Quelle scene sono rimaste solo nella memoria di chi, allora bambino, aveva potuto assistervi. Oggi non mancano i momenti di celebrazione di questa civiltà agricola, come nel caso del video che, grazie alla disponibilità del dr. Silvio Marengo, medico veterinario, e dei sig.ri Manzo viene qui riproposto. Si tratta di un video realizzato nel 2015 a Carrù, capitale del bue grasso piemontese. Tale documento visivo è particolarmente interessante perché testimonianza “viva” di un mondo oramai perduto, ma anche perché si tratta di una dimostrazione pratica della forgiatura dei ferri e della loro applicazione ad un bue da lavoro.
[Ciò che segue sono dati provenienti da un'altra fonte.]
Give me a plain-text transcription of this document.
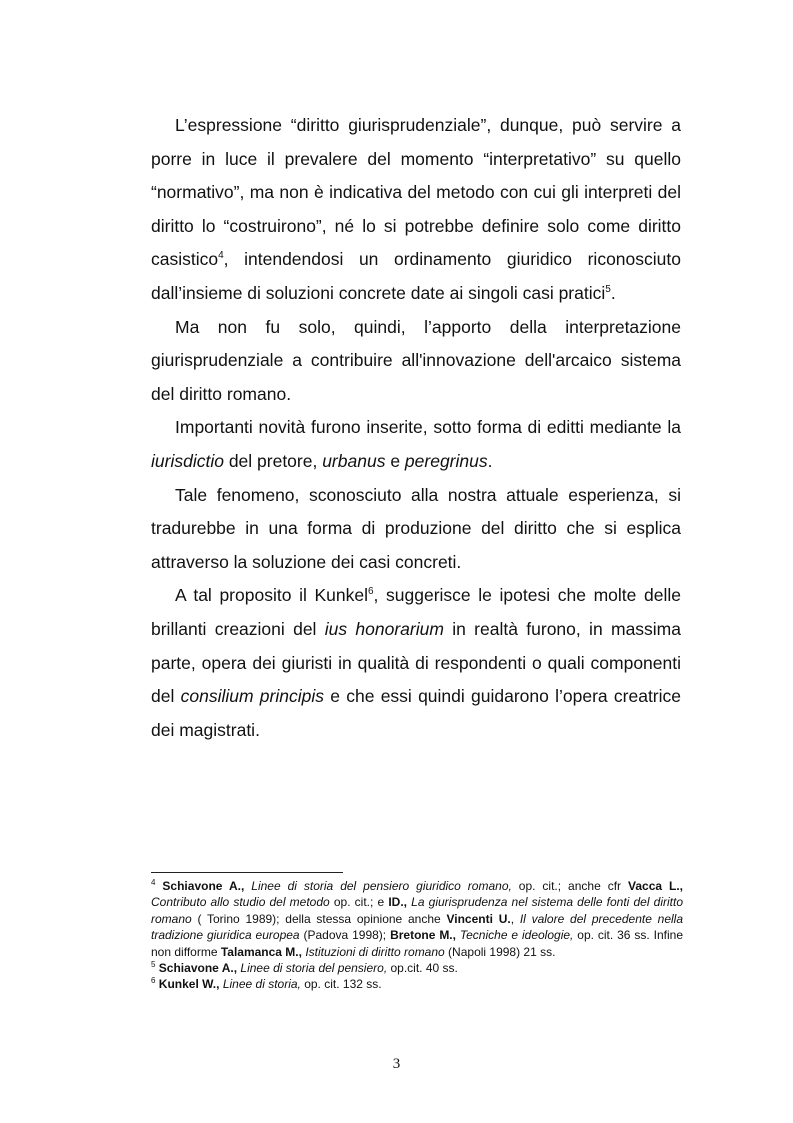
L’espressione “diritto giurisprudenziale”, dunque, può servire a porre in luce il prevalere del momento “interpretativo” su quello “normativo”, ma non è indicativa del metodo con cui gli interpreti del diritto lo “costruirono”, né lo si potrebbe definire solo come diritto casistico$^4$, intendendosi un ordinamento giuridico riconosciuto dall’insieme di soluzioni concrete date ai singoli casi pratici$^5$.

Ma non fu solo, quindi, l’apporto della interpretazione giurisprudenziale a contribuire all'innovazione dell'arcaico sistema del diritto romano.

Importanti novità furono inserite, sotto forma di editti mediante la iurisdictio del pretore, urbanus e peregrinus.

Tale fenomeno, sconosciuto alla nostra attuale esperienza, si tradurebbe in una forma di produzione del diritto che si esplica attraverso la soluzione dei casi concreti.

A tal proposito il Kunkel$^6$, suggerisce le ipotesi che molte delle brillanti creazioni del ius honorarium in realtà furono, in massima parte, opera dei giuristi in qualità di respondenti o quali componenti del consilium principis e che essi quindi guidarono l’opera creatrice dei magistrati.

$^4$ Schiavone A., Linee di storia del pensiero giuridico romano, op. cit.; anche cfr Vacca L., Contributo allo studio del metodo op. cit.; e ID., La giurisprudenza nel sistema delle fonti del diritto romano ( Torino 1989); della stessa opinione anche Vincenti U., Il valore del precedente nella tradizione giuridica europea (Padova 1998); Bretone M., Tecniche e ideologie, op. cit. 36 ss. Infine non difforme Talamanca M., Istituzioni di diritto romano (Napoli 1998) 21 ss.

$^5$ Schiavone A., Linee di storia del pensiero, op.cit. 40 ss.

$^6$ Kunkel W., Linee di storia, op. cit. 132 ss.

3
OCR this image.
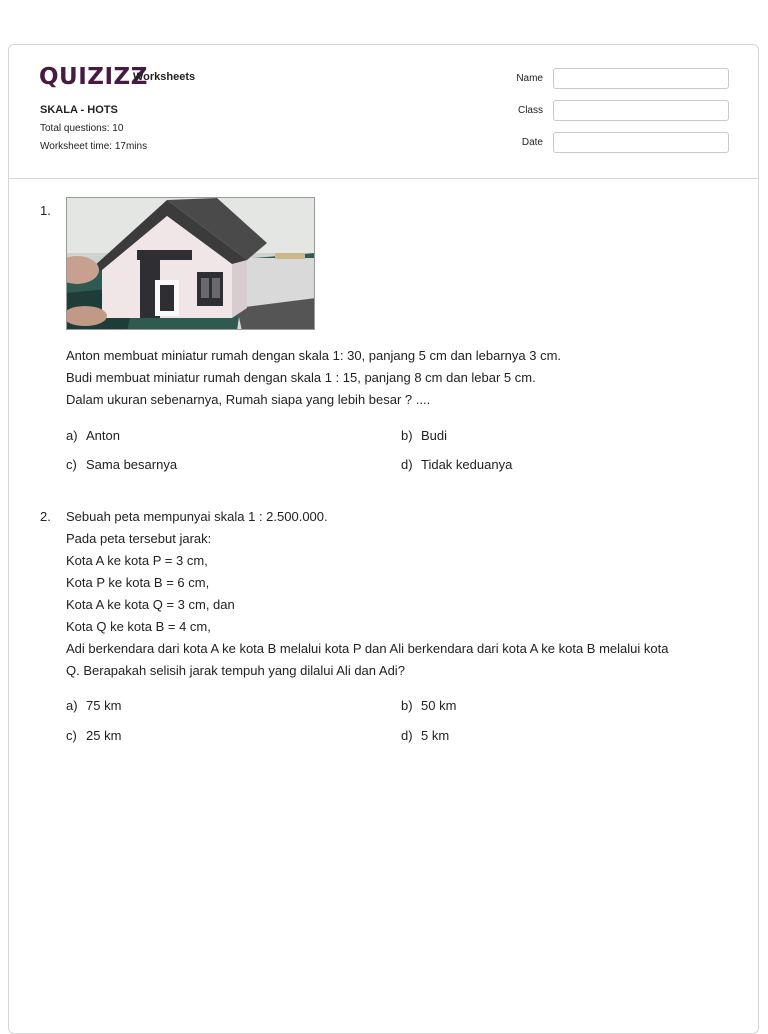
QUIZIZZ
Worksheets
SKALA - HOTS
Total questions: 10
Worksheet time: 17mins
Name
Class
Date
1.
Anton membuat miniatur rumah dengan skala 1: 30, panjang 5 cm dan lebarnya 3 cm.
Budi membuat miniatur rumah dengan skala 1 : 15, panjang 8 cm dan lebar 5 cm.
Dalam ukuran sebenarnya, Rumah siapa yang lebih besar ? ....
a) Anton	b) Budi
c) Sama besarnya	d) Tidak keduanya
2. Sebuah peta mempunyai skala 1 : 2.500.000.
Pada peta tersebut jarak:
Kota A ke kota P = 3 cm,
Kota P ke kota B = 6 cm,
Kota A ke kota Q = 3 cm, dan
Kota Q ke kota B = 4 cm,
Adi berkendara dari kota A ke kota B melalui kota P dan Ali berkendara dari kota A ke kota B melalui kota
Q. Berapakah selisih jarak tempuh yang dilalui Ali dan Adi?
a) 75 km	b) 50 km
c) 25 km	d) 5 km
Il protagonista, “Biund” è un bue di razza piemontese del tipo c.d. “nostrale” vale a dire non caratterizzato dall’ipertrofia muscolare che invece contraddistingue l’attuale razza bovina piemontese che, tra le migliori al mondo, oggi è specializzata nella produzione della carne.
Dal punto di vista morfologico “Biund”, così come indicava Domenico Vallada nel 1872, appartiene alla razza ordinaria di collina che era prevalentemente diffusa nelle zone collinari in contrapposizione a quella scelta di pianura che invece era preferita dagli agricoltori delle zone pianeggianti. In ogni caso sempre razza a “triplice attitudine”: lavoro, latte, carne.
Il video si chiude con alcune brevi interviste sull’allevamento del bue e sulle peculiarità che contraddistinguono oggi questa categoria di bovini.